Later in the race, following Verstappen’s second pit stop, Lambiase was again forced to take to the radio to express unhappiness his driver had too quickly degraded his tyres. A second warning followed as Verstappen set what was at the time the fastest lap.
When Verstappen suggested a further pit stop to give his crew “some extra pit-stop training”, Lambiase replied: “No, not this time!”
There was a post-race feeling that some of the exchanges are made up to breathe a degree of life into what have become routine victories for Verstappen.
Horner, however, has categorically refuted such a proposition. He said: “Absolutely not! There’s nothing along those lines.
“GP (Lambiase) and Max have been together since the first race Max stepped into the car. Max is a very demanding customer, he’s hungry for everything, and you’ve got to be a strong character to deal with that.
“GP, he’s our Jason Statham equivalent, or certainly lookalike, and he does a very good job in managing Max during the course of a grand prix weekend or qualifying.
“He deals with him firmly but fairly, and there’s mutual trust and respect between the two. That comes out of the mutual trust that you must have with an engineer.
“The only problem is, that conversation between the two of them, there are 200 million people listening, but there’s a great bond and a great trust between the two of them.”

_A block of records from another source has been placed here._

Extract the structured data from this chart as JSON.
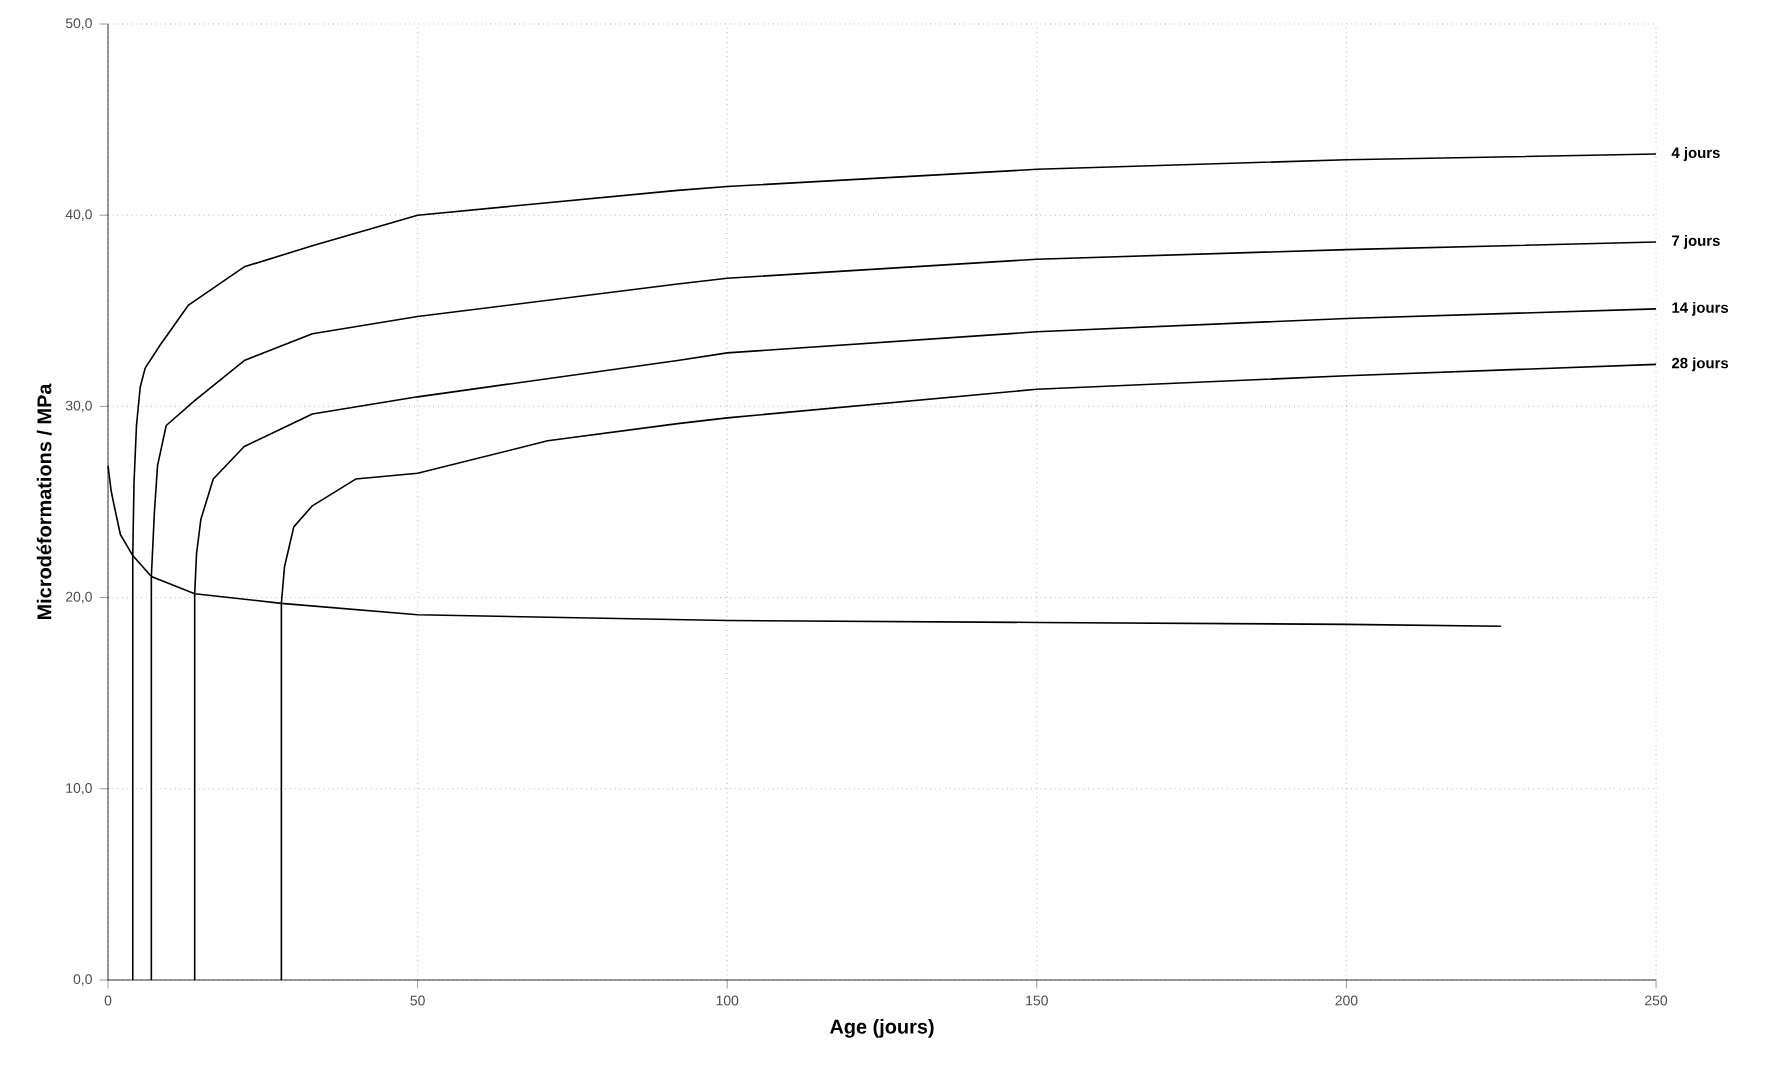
{
  "chart_data": {
    "type": "line",
    "xlabel": "Age (jours)",
    "ylabel": "Microdéformations / MPa",
    "xlim": [
      0,
      250
    ],
    "ylim": [
      0,
      50
    ],
    "xticks": [
      0,
      50,
      100,
      150,
      200,
      250
    ],
    "yticks": [
      {
        "value": 0,
        "label": "0,0"
      },
      {
        "value": 10,
        "label": "10,0"
      },
      {
        "value": 20,
        "label": "20,0"
      },
      {
        "value": 30,
        "label": "30,0"
      },
      {
        "value": 40,
        "label": "40,0"
      },
      {
        "value": 50,
        "label": "50,0"
      }
    ],
    "grid": true,
    "legend": false,
    "marker": "none",
    "line_style": "solid",
    "series": [
      {
        "color": "#000000",
        "x": [
          0,
          0.5,
          1,
          2,
          4,
          7,
          14,
          28,
          50,
          100,
          150,
          200,
          225
        ],
        "values": [
          26.9,
          25.6,
          24.8,
          23.3,
          22.2,
          21.1,
          20.2,
          19.7,
          19.1,
          18.8,
          18.7,
          18.6,
          18.5
        ]
      },
      {
        "name": "4 jours",
        "color": "#000000",
        "x": [
          4,
          4,
          4.2,
          4.6,
          5.2,
          6,
          8.4,
          13,
          22,
          33,
          50,
          92,
          100,
          150,
          200,
          250
        ],
        "values": [
          0,
          22.2,
          26,
          29,
          31,
          32,
          33.2,
          35.3,
          37.3,
          38.4,
          40,
          41.3,
          41.5,
          42.4,
          42.9,
          43.2
        ]
      },
      {
        "name": "7 jours",
        "color": "#000000",
        "x": [
          7,
          7,
          7.5,
          8,
          9.4,
          14,
          22,
          33,
          50,
          92,
          100,
          150,
          200,
          250
        ],
        "values": [
          0,
          21.1,
          24.5,
          26.9,
          29,
          30.3,
          32.4,
          33.8,
          34.7,
          36.4,
          36.7,
          37.7,
          38.2,
          38.6
        ]
      },
      {
        "name": "14 jours",
        "color": "#000000",
        "x": [
          14,
          14,
          14.3,
          15,
          17,
          22,
          33,
          50,
          92,
          100,
          150,
          200,
          250
        ],
        "values": [
          0,
          20.2,
          22.3,
          24.1,
          26.2,
          27.9,
          29.6,
          30.5,
          32.4,
          32.8,
          33.9,
          34.6,
          35.1
        ]
      },
      {
        "name": "28 jours",
        "color": "#000000",
        "x": [
          28,
          28,
          28.5,
          30,
          33,
          40,
          50,
          71,
          92,
          100,
          150,
          200,
          250
        ],
        "values": [
          0,
          19.7,
          21.6,
          23.7,
          24.8,
          26.2,
          26.5,
          28.2,
          29.1,
          29.4,
          30.9,
          31.6,
          32.2
        ]
      }
    ]
  }
}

Horner has suggested Verstappen’s forcefulness and demands would result in “many race engineers crumbling under that pressure”.
“GP has got the strength of character to deal with that,” added Horner, who feels Verstappen can often be taking situations far easier than Lambiase might think.
“I think there’s sometimes an element of that,” said Horner.
“What you have to remember is the engineers, or the performance engineers, they’re living and breathing all the data they have in front of them.
“They know their driver’s driving style, they know what they’re taking out of the car, and so on.
“I know what he (Verstappen) was doing. He was trying to build a gap up for a pitstop, and GP said ‘Look, I think he’s taking it pretty easy. All the metrics are massively under control’.
“So it’s having that trust and bond that’s so important, which is what those two guys have.
“Sometimes it gets a bit sparky between the two of them, and Max is the kind of character that will rev very quickly, but it’ll come down very quickly. GP doesn’t forget so quickly.”